Ms. Rowling noted the freedoms she enjoys as a citizen “of a liberal nation where freedom of expression is a fundamental right.” She shared her fear that complacency may cost us those freedoms. And then she spoke of “intolerance of alternative viewpoints” that is, she said, “spreading to places that make me, a moderate and a liberal, most uncomfortable.”

Like, for example, the online petition, endorsed by half a million Brits, to ban Donald Trump from entry to the U.K.

There was some applause. Ms. Rowling raised a hand. “Just a moment,” she said, and the room quieted.

“I find almost everything that Mr. Trump says objectionable,” she said. “I consider him offensive and bigoted. But he has my full support to come to my country and be offensive and bigoted there. His freedom to speak protects my freedom to call him a bigot. His freedom guarantees mine. Unless we take that absolute position without caveats or apologies, we have set foot upon a road with only one destination. If my offended feelings can justify a travel ban on Donald Trump, I have no moral ground on which to argue that those offended by feminism or the fight for transgender rights or universal suffrage should not oppress campaigners for those causes.

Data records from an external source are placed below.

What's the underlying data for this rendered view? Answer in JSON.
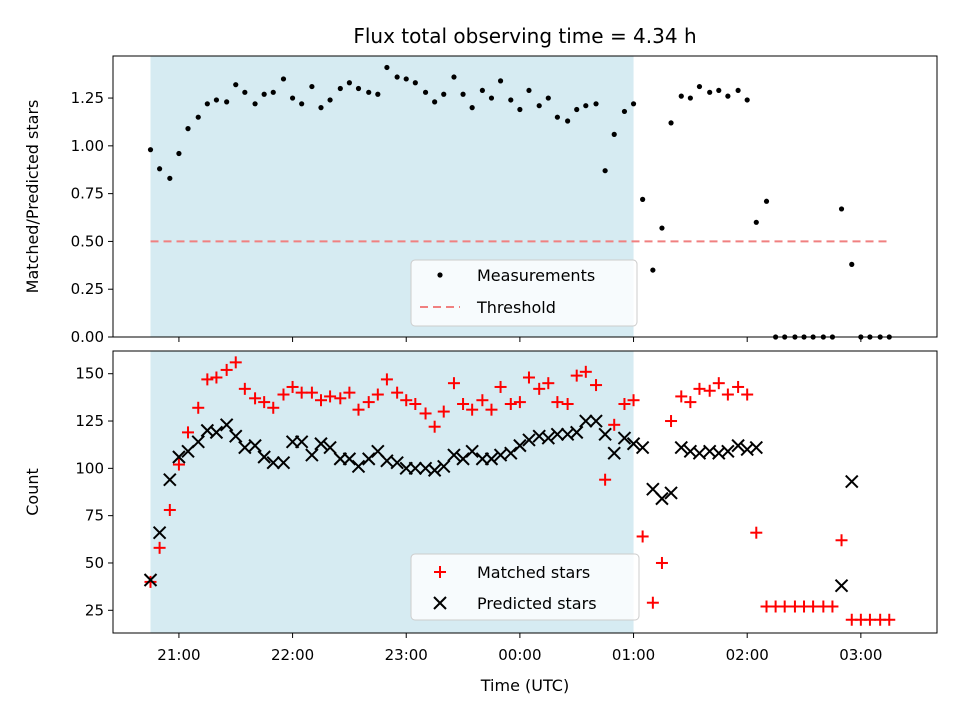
{
  "chart_data": [
    {
      "type": "scatter",
      "title": "Flux total observing time = 4.34 h",
      "ylabel": "Matched/Predicted stars",
      "xlabel": "",
      "x_unit": "hours UTC (continuous across midnight, 24 = 00:00)",
      "xlim": [
        20.42,
        27.67
      ],
      "ylim": [
        0,
        1.47
      ],
      "yticks": [
        0.0,
        0.25,
        0.5,
        0.75,
        1.0,
        1.25
      ],
      "ytick_labels": [
        "0.00",
        "0.25",
        "0.50",
        "0.75",
        "1.00",
        "1.25"
      ],
      "observing_window": [
        20.75,
        25.0
      ],
      "threshold": 0.5,
      "legend": [
        "Measurements",
        "Threshold"
      ],
      "legend_position": "lower-center",
      "series": [
        {
          "name": "Measurements",
          "x": [
            20.75,
            20.83,
            20.92,
            21.0,
            21.08,
            21.17,
            21.25,
            21.33,
            21.42,
            21.5,
            21.58,
            21.67,
            21.75,
            21.83,
            21.92,
            22.0,
            22.08,
            22.17,
            22.25,
            22.33,
            22.42,
            22.5,
            22.58,
            22.67,
            22.75,
            22.83,
            22.92,
            23.0,
            23.08,
            23.17,
            23.25,
            23.33,
            23.42,
            23.5,
            23.58,
            23.67,
            23.75,
            23.83,
            23.92,
            24.0,
            24.08,
            24.17,
            24.25,
            24.33,
            24.42,
            24.5,
            24.58,
            24.67,
            24.75,
            24.83,
            24.92,
            25.0,
            25.08,
            25.17,
            25.25,
            25.33,
            25.42,
            25.5,
            25.58,
            25.67,
            25.75,
            25.83,
            25.92,
            26.0,
            26.08,
            26.17,
            26.25,
            26.33,
            26.42,
            26.5,
            26.58,
            26.67,
            26.75,
            26.83,
            26.92,
            27.0,
            27.08,
            27.17,
            27.25
          ],
          "y": [
            0.98,
            0.88,
            0.83,
            0.96,
            1.09,
            1.15,
            1.22,
            1.24,
            1.23,
            1.32,
            1.28,
            1.22,
            1.27,
            1.28,
            1.35,
            1.25,
            1.22,
            1.31,
            1.2,
            1.24,
            1.3,
            1.33,
            1.3,
            1.28,
            1.27,
            1.41,
            1.36,
            1.35,
            1.33,
            1.28,
            1.23,
            1.27,
            1.36,
            1.27,
            1.2,
            1.29,
            1.25,
            1.34,
            1.24,
            1.19,
            1.29,
            1.21,
            1.25,
            1.15,
            1.13,
            1.19,
            1.21,
            1.22,
            0.87,
            1.06,
            1.18,
            1.22,
            0.72,
            0.35,
            0.57,
            1.12,
            1.26,
            1.25,
            1.31,
            1.28,
            1.29,
            1.26,
            1.29,
            1.24,
            0.6,
            0.71,
            0.0,
            0.0,
            0.0,
            0.0,
            0.0,
            0.0,
            0.0,
            0.67,
            0.38,
            0.0,
            0.0,
            0.0,
            0.0
          ]
        }
      ]
    },
    {
      "type": "scatter",
      "title": "",
      "ylabel": "Count",
      "xlabel": "Time (UTC)",
      "x_unit": "hours UTC (continuous across midnight, 24 = 00:00)",
      "xlim": [
        20.42,
        27.67
      ],
      "ylim": [
        13,
        162
      ],
      "xticks": [
        21,
        22,
        23,
        24,
        25,
        26,
        27
      ],
      "xtick_labels": [
        "21:00",
        "22:00",
        "23:00",
        "00:00",
        "01:00",
        "02:00",
        "03:00"
      ],
      "yticks": [
        25,
        50,
        75,
        100,
        125,
        150
      ],
      "ytick_labels": [
        "25",
        "50",
        "75",
        "100",
        "125",
        "150"
      ],
      "observing_window": [
        20.75,
        25.0
      ],
      "legend": [
        "Matched stars",
        "Predicted stars"
      ],
      "legend_position": "lower-center",
      "series": [
        {
          "name": "Matched stars",
          "x": [
            20.75,
            20.83,
            20.92,
            21.0,
            21.08,
            21.17,
            21.25,
            21.33,
            21.42,
            21.5,
            21.58,
            21.67,
            21.75,
            21.83,
            21.92,
            22.0,
            22.08,
            22.17,
            22.25,
            22.33,
            22.42,
            22.5,
            22.58,
            22.67,
            22.75,
            22.83,
            22.92,
            23.0,
            23.08,
            23.17,
            23.25,
            23.33,
            23.42,
            23.5,
            23.58,
            23.67,
            23.75,
            23.83,
            23.92,
            24.0,
            24.08,
            24.17,
            24.25,
            24.33,
            24.42,
            24.5,
            24.58,
            24.67,
            24.75,
            24.83,
            24.92,
            25.0,
            25.08,
            25.17,
            25.25,
            25.33,
            25.42,
            25.5,
            25.58,
            25.67,
            25.75,
            25.83,
            25.92,
            26.0,
            26.08,
            26.17,
            26.25,
            26.33,
            26.42,
            26.5,
            26.58,
            26.67,
            26.75,
            26.83,
            26.92,
            27.0,
            27.08,
            27.17,
            27.25
          ],
          "y": [
            40,
            58,
            78,
            102,
            119,
            132,
            147,
            148,
            152,
            156,
            142,
            137,
            135,
            132,
            139,
            143,
            140,
            140,
            136,
            138,
            137,
            140,
            131,
            135,
            139,
            147,
            140,
            136,
            134,
            129,
            122,
            130,
            145,
            134,
            131,
            136,
            131,
            143,
            134,
            135,
            148,
            142,
            145,
            135,
            134,
            149,
            151,
            144,
            94,
            123,
            134,
            136,
            64,
            29,
            50,
            125,
            138,
            135,
            142,
            141,
            145,
            139,
            143,
            139,
            66,
            27,
            27,
            27,
            27,
            27,
            27,
            27,
            27,
            62,
            20,
            20,
            20,
            20,
            20
          ]
        },
        {
          "name": "Predicted stars",
          "x": [
            20.75,
            20.83,
            20.92,
            21.0,
            21.08,
            21.17,
            21.25,
            21.33,
            21.42,
            21.5,
            21.58,
            21.67,
            21.75,
            21.83,
            21.92,
            22.0,
            22.08,
            22.17,
            22.25,
            22.33,
            22.42,
            22.5,
            22.58,
            22.67,
            22.75,
            22.83,
            22.92,
            23.0,
            23.08,
            23.17,
            23.25,
            23.33,
            23.42,
            23.5,
            23.58,
            23.67,
            23.75,
            23.83,
            23.92,
            24.0,
            24.08,
            24.17,
            24.25,
            24.33,
            24.42,
            24.5,
            24.58,
            24.67,
            24.75,
            24.83,
            24.92,
            25.0,
            25.08,
            25.17,
            25.25,
            25.33,
            25.42,
            25.5,
            25.58,
            25.67,
            25.75,
            25.83,
            25.92,
            26.0,
            26.08,
            26.83,
            26.92
          ],
          "y": [
            41,
            66,
            94,
            106,
            109,
            114,
            120,
            119,
            123,
            117,
            111,
            112,
            106,
            103,
            103,
            114,
            114,
            107,
            113,
            111,
            105,
            105,
            101,
            105,
            109,
            104,
            103,
            100,
            100,
            100,
            99,
            101,
            107,
            105,
            109,
            105,
            105,
            107,
            108,
            112,
            115,
            117,
            116,
            118,
            118,
            119,
            125,
            125,
            118,
            108,
            116,
            113,
            111,
            89,
            84,
            87,
            111,
            109,
            108,
            109,
            108,
            109,
            112,
            110,
            111,
            38,
            93
          ]
        }
      ]
    }
  ]
}
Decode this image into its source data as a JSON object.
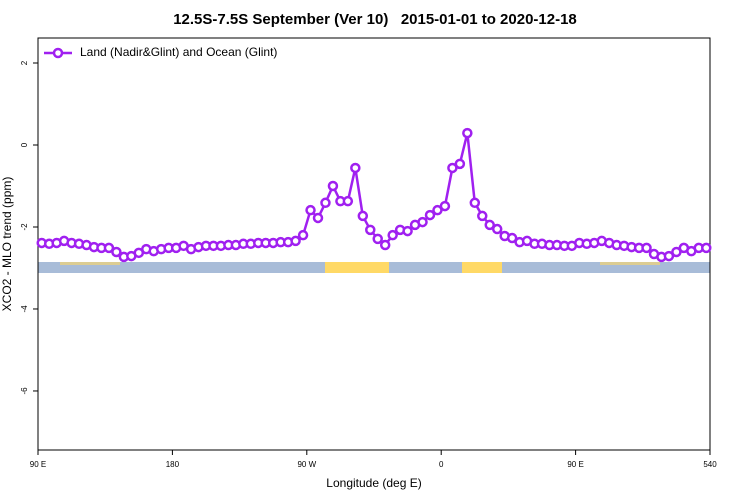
{
  "chart_data": {
    "type": "line",
    "title": "12.5S-7.5S September (Ver 10)   2015-01-01 to 2020-12-18",
    "xlabel": "Longitude (deg E)",
    "ylabel": "XCO2 - MLO trend (ppm)",
    "xlim": [
      90,
      540
    ],
    "xticks": [
      {
        "value": 90,
        "label": "90 E"
      },
      180,
      {
        "value": 270,
        "label": "90 W"
      },
      {
        "value": 360,
        "label": "0"
      },
      {
        "value": 450,
        "label": "90 E"
      },
      540
    ],
    "ylim": [
      -7.44,
      2.61
    ],
    "yticks": [
      2,
      0,
      -2,
      -4,
      -6
    ],
    "legend": "top-left",
    "series": [
      {
        "name": "Land (Nadir&Glint) and Ocean (Glint)",
        "color": "#a020f0",
        "x": [
          92.5,
          97.5,
          102.5,
          107.5,
          112.5,
          117.5,
          122.5,
          127.5,
          132.5,
          137.5,
          142.5,
          147.5,
          152.5,
          157.5,
          162.5,
          167.5,
          172.5,
          177.5,
          182.5,
          187.5,
          192.5,
          197.5,
          202.5,
          207.5,
          212.5,
          217.5,
          222.5,
          227.5,
          232.5,
          237.5,
          242.5,
          247.5,
          252.5,
          257.5,
          262.5,
          267.5,
          272.5,
          277.5,
          282.5,
          287.5,
          292.5,
          297.5,
          302.5,
          307.5,
          312.5,
          317.5,
          322.5,
          327.5,
          332.5,
          337.5,
          342.5,
          347.5,
          352.5,
          357.5,
          362.5,
          367.5,
          372.5,
          377.5,
          382.5,
          387.5,
          392.5,
          397.5,
          402.5,
          407.5,
          412.5,
          417.5,
          422.5,
          427.5,
          432.5,
          437.5,
          442.5,
          447.5,
          452.5,
          457.5,
          462.5,
          467.5,
          472.5,
          477.5,
          482.5,
          487.5,
          492.5,
          497.5,
          502.5,
          507.5,
          512.5,
          517.5,
          522.5,
          527.5,
          532.5,
          537.5
        ],
        "values": [
          -2.39,
          -2.41,
          -2.39,
          -2.34,
          -2.39,
          -2.41,
          -2.44,
          -2.49,
          -2.51,
          -2.51,
          -2.61,
          -2.73,
          -2.71,
          -2.63,
          -2.54,
          -2.59,
          -2.54,
          -2.51,
          -2.51,
          -2.46,
          -2.54,
          -2.49,
          -2.46,
          -2.46,
          -2.46,
          -2.44,
          -2.44,
          -2.41,
          -2.41,
          -2.39,
          -2.39,
          -2.39,
          -2.37,
          -2.37,
          -2.34,
          -2.2,
          -1.59,
          -1.78,
          -1.41,
          -1.0,
          -1.37,
          -1.37,
          -0.56,
          -1.73,
          -2.07,
          -2.29,
          -2.44,
          -2.2,
          -2.07,
          -2.1,
          -1.95,
          -1.88,
          -1.71,
          -1.59,
          -1.49,
          -0.56,
          -0.46,
          0.29,
          -1.41,
          -1.73,
          -1.95,
          -2.05,
          -2.22,
          -2.27,
          -2.37,
          -2.34,
          -2.41,
          -2.41,
          -2.44,
          -2.44,
          -2.46,
          -2.46,
          -2.39,
          -2.41,
          -2.39,
          -2.34,
          -2.39,
          -2.44,
          -2.46,
          -2.49,
          -2.51,
          -2.51,
          -2.66,
          -2.73,
          -2.71,
          -2.61,
          -2.51,
          -2.59,
          -2.51,
          -2.51
        ]
      }
    ]
  }
}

If you seek the removal of freedoms from an opponent simply on the grounds that they have offended you, you have crossed the line to stand alongside tyrants who imprison, torture and kill on exactly the same justification.”

A standing ovation? Of course, and it went on. And I can’t have been the only one who wished a clip of that part of Ms. Rowling’s remarks was trending today.

Disclosure: Donald Trump is the father-in-law of Jared Kushner, the publisher of Observer Media.